Или, возможно, у меня особое телосложение, отличающееся от обычных людей, подходящее для экспериментов старого лекаря Цю, чьи лекарства бесценны. Тогда меня могут забрать живьём, или вырезать какие-то внутренние органы и забрать их.

При мысли о том, что я могу просто лежать там, пустая, с выпотрошенными внутренностями, меня пробрала дрожь.

Ин Хань, увидев, что я то задумалась, то дрожу, изогнул брови и сказал:

— Дай угадаю, о чём ты думаешь.

Затем он легко и бесшумно спустился с крыши.

Я смотрела, как его чёрная длинная коса описывает красивую дугу:

— О чём я думаю?

— Ты исследуешь эти два иероглифа — «Цзюйцзю», — сказал он.

Он угадал наполовину.

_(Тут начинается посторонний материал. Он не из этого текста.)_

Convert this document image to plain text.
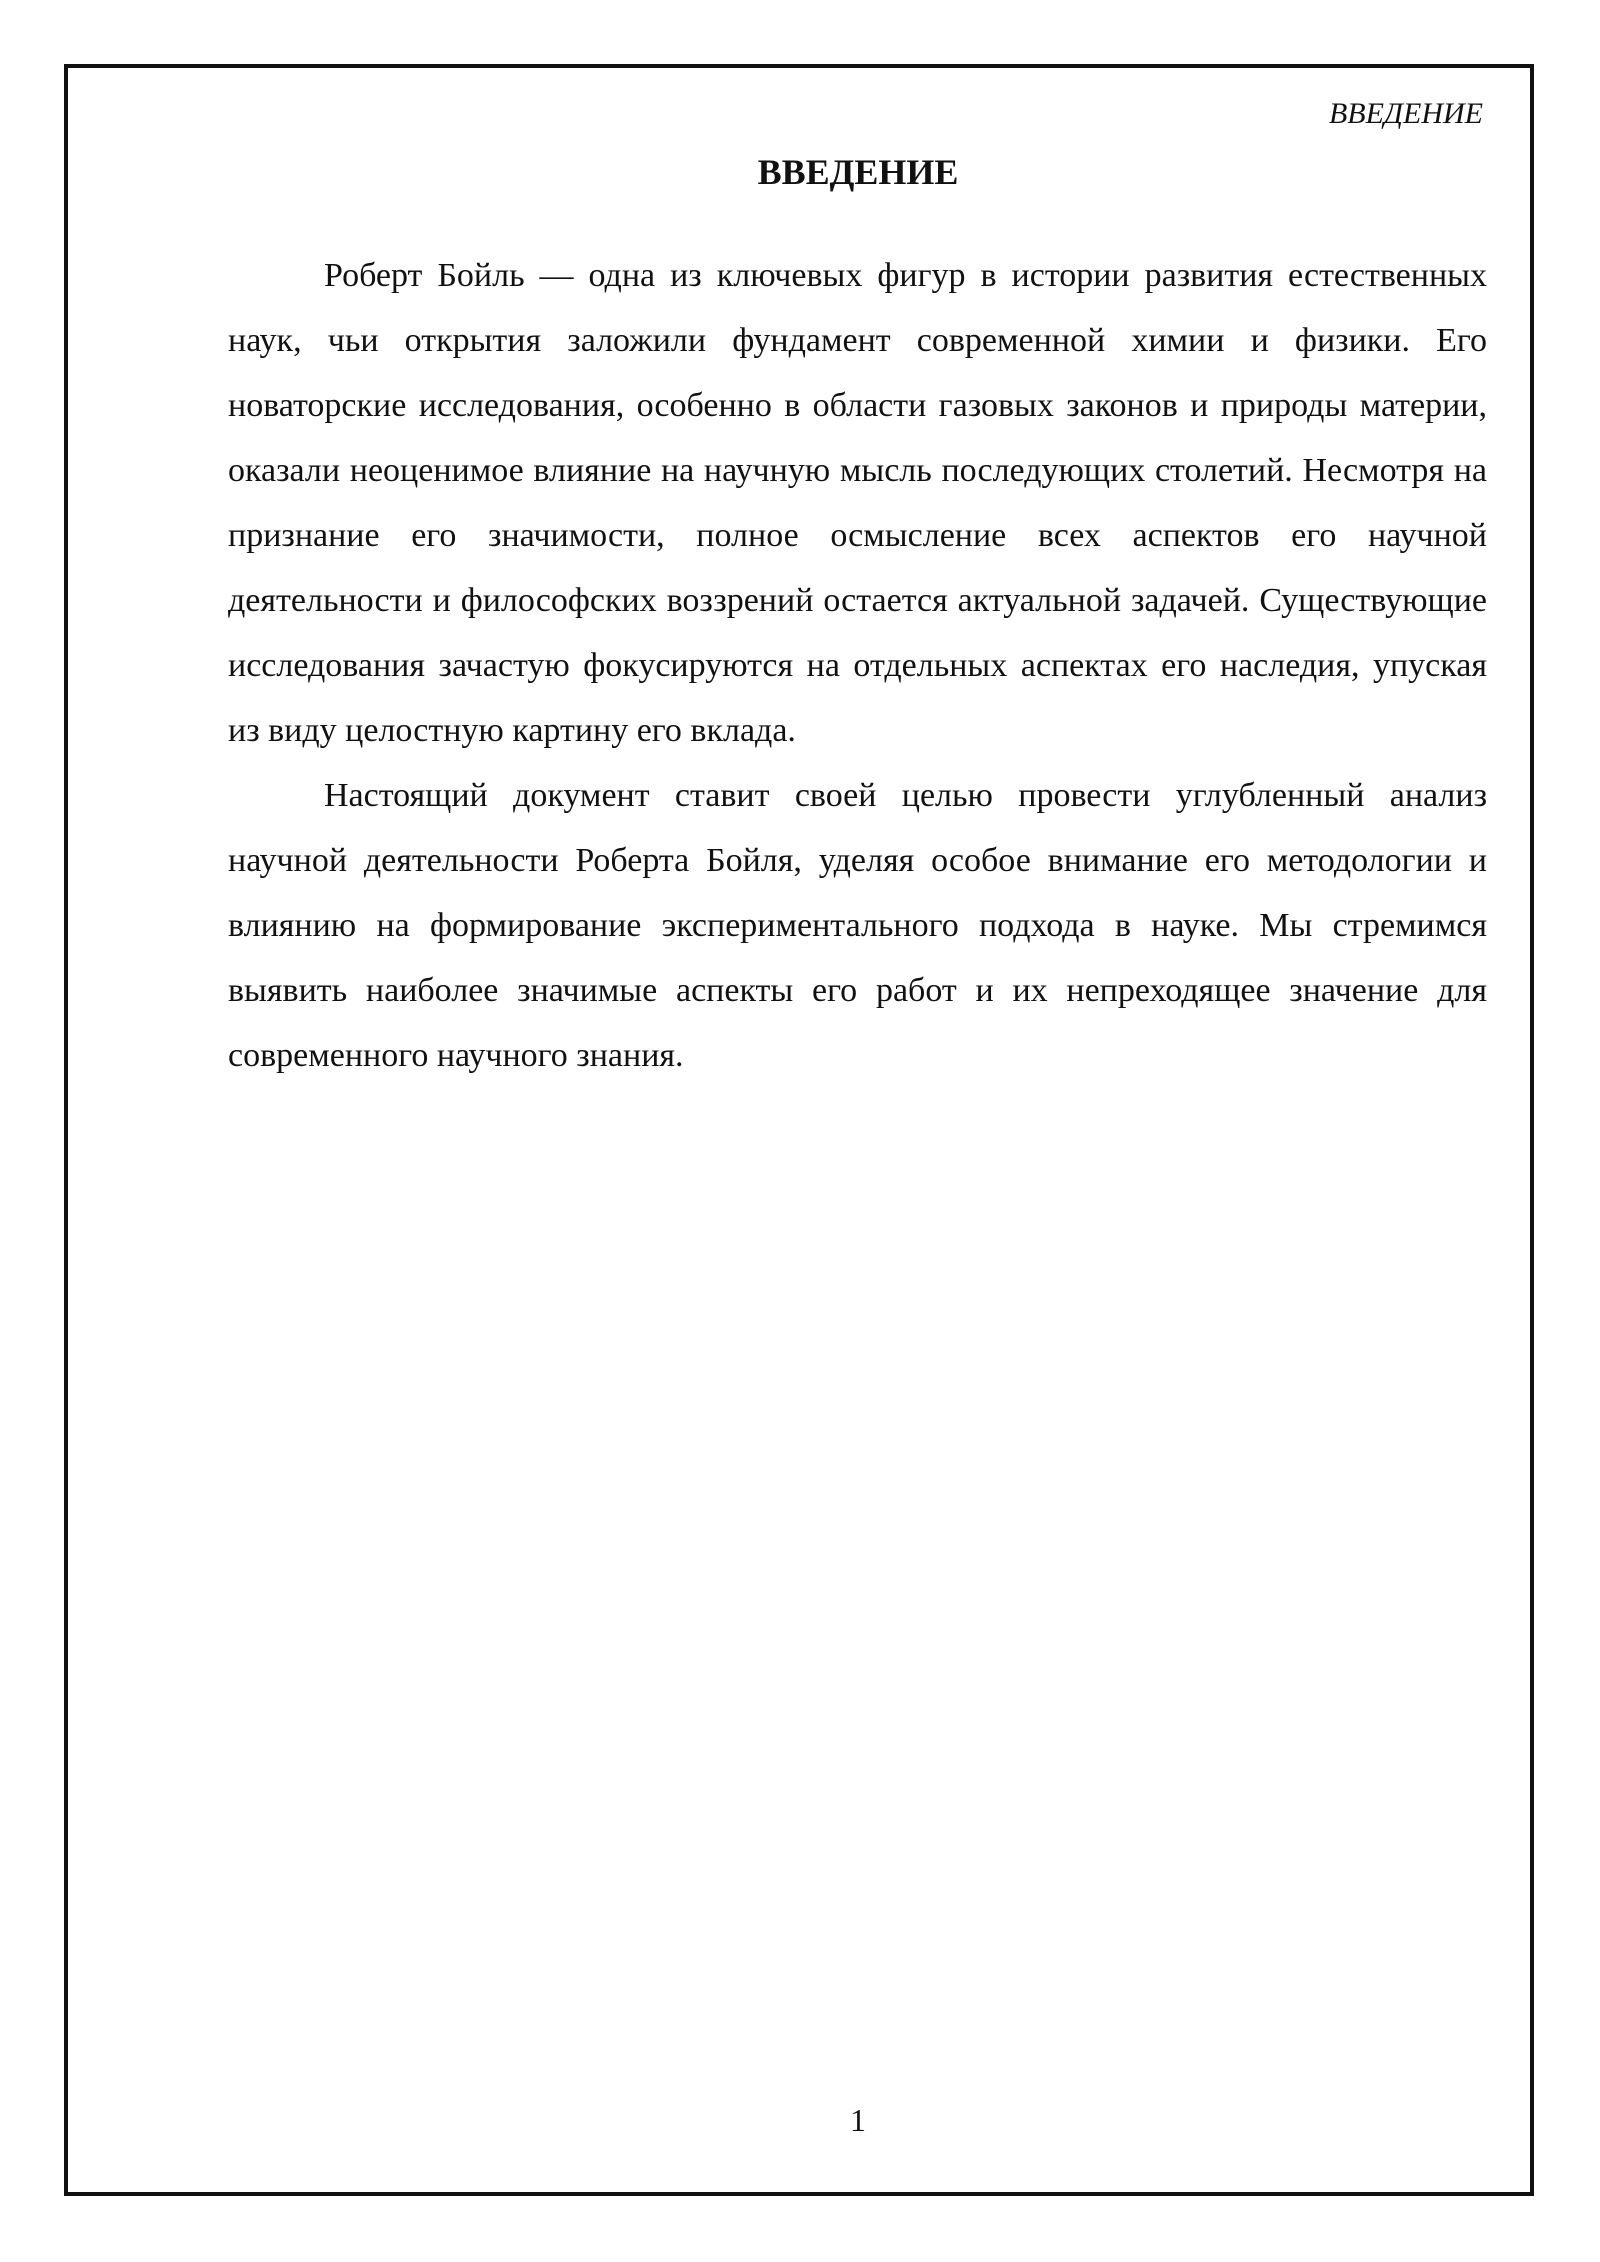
ВВЕДЕНИЕ
ВВЕДЕНИЕ

Роберт Бойль — одна из ключевых фигур в истории развития естественных наук, чьи открытия заложили фундамент современной химии и физики. Его новаторские исследования, особенно в области газовых законов и природы материи, оказали неоценимое влияние на научную мысль последующих столетий. Несмотря на признание его значимости, полное осмысление всех аспектов его научной деятельности и философских воззрений остается актуальной задачей. Существующие исследования зачастую фокусируются на отдельных аспектах его наследия, упуская из виду целостную картину его вклада.

Настоящий документ ставит своей целью провести углубленный анализ научной деятельности Роберта Бойля, уделяя особое внимание его методологии и влиянию на формирование экспериментального подхода в науке. Мы стремимся выявить наиболее значимые аспекты его работ и их непреходящее значение для современного научного знания.

1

Мне было любопытно узнать о клане Цзюйцзю, но по сути меня больше волновала моя жизнь. Для клана Цзюйцзю, что ценнее: живая Цюй Шэньшэнь или мёртвая?

— Если тебе любопытно, почему не спросишь меня напрямую?

— Ты скажешь?

— По настроению, — говоря это, Ин Хань слегка приподнял брови, уголки губ изогнулись, а в выражении лица была детская невинность.

Ин Хань развернулся, подхватил меня, закинул на плечо и, словно паря в облаках, ступил на самый высокий конёк крыши:

— Сегодня у меня хорошее настроение, покажу тебе вид с высоты.

Меня швырнули, как мешок, и я всё ещё чувствовала головокружение. Я ухватилась за львиную голову на коньке крыши, чтобы удержаться.

Крыша была невысокой, даже дерево цзуйсян ханьсяо в поместье Лу было выше. Но вид сверху был другим. Длинные улицы и бесконечные стены кварталов теперь казались клетками на огромной шахматной доске, даже высокие башни-стелы выглядели приземистыми и толстыми.

Однако сейчас был первый час Цзы (примерно 23:15). Кроме оживлённого района Пинканфан с его куртизанками и мерцающими огнями, всё остальное было смутным, призрачным и тёмным.

Я плюхнулась на конёк крыши и весьма справедливо заметила:

— Слишком темно, ничего не видно.

Если уж показывать кому-то вид, то нужно выбирать подходящее время.

Ин Хань подпёр подбородок рукой и сказал:

— Понятно. У тебя плохое зрение, ты не видишь в темноте.

Я чуть не сбросила несколько черепиц. Ты что, думаешь, я сова, у которой глаза светятся в темноте?

Ин Хань продолжил:

— Стоя высоко, можно видеть далеко. Сколько людей отчаянно карабкаются наверх, чтобы увидеть такой более широкий пейзаж.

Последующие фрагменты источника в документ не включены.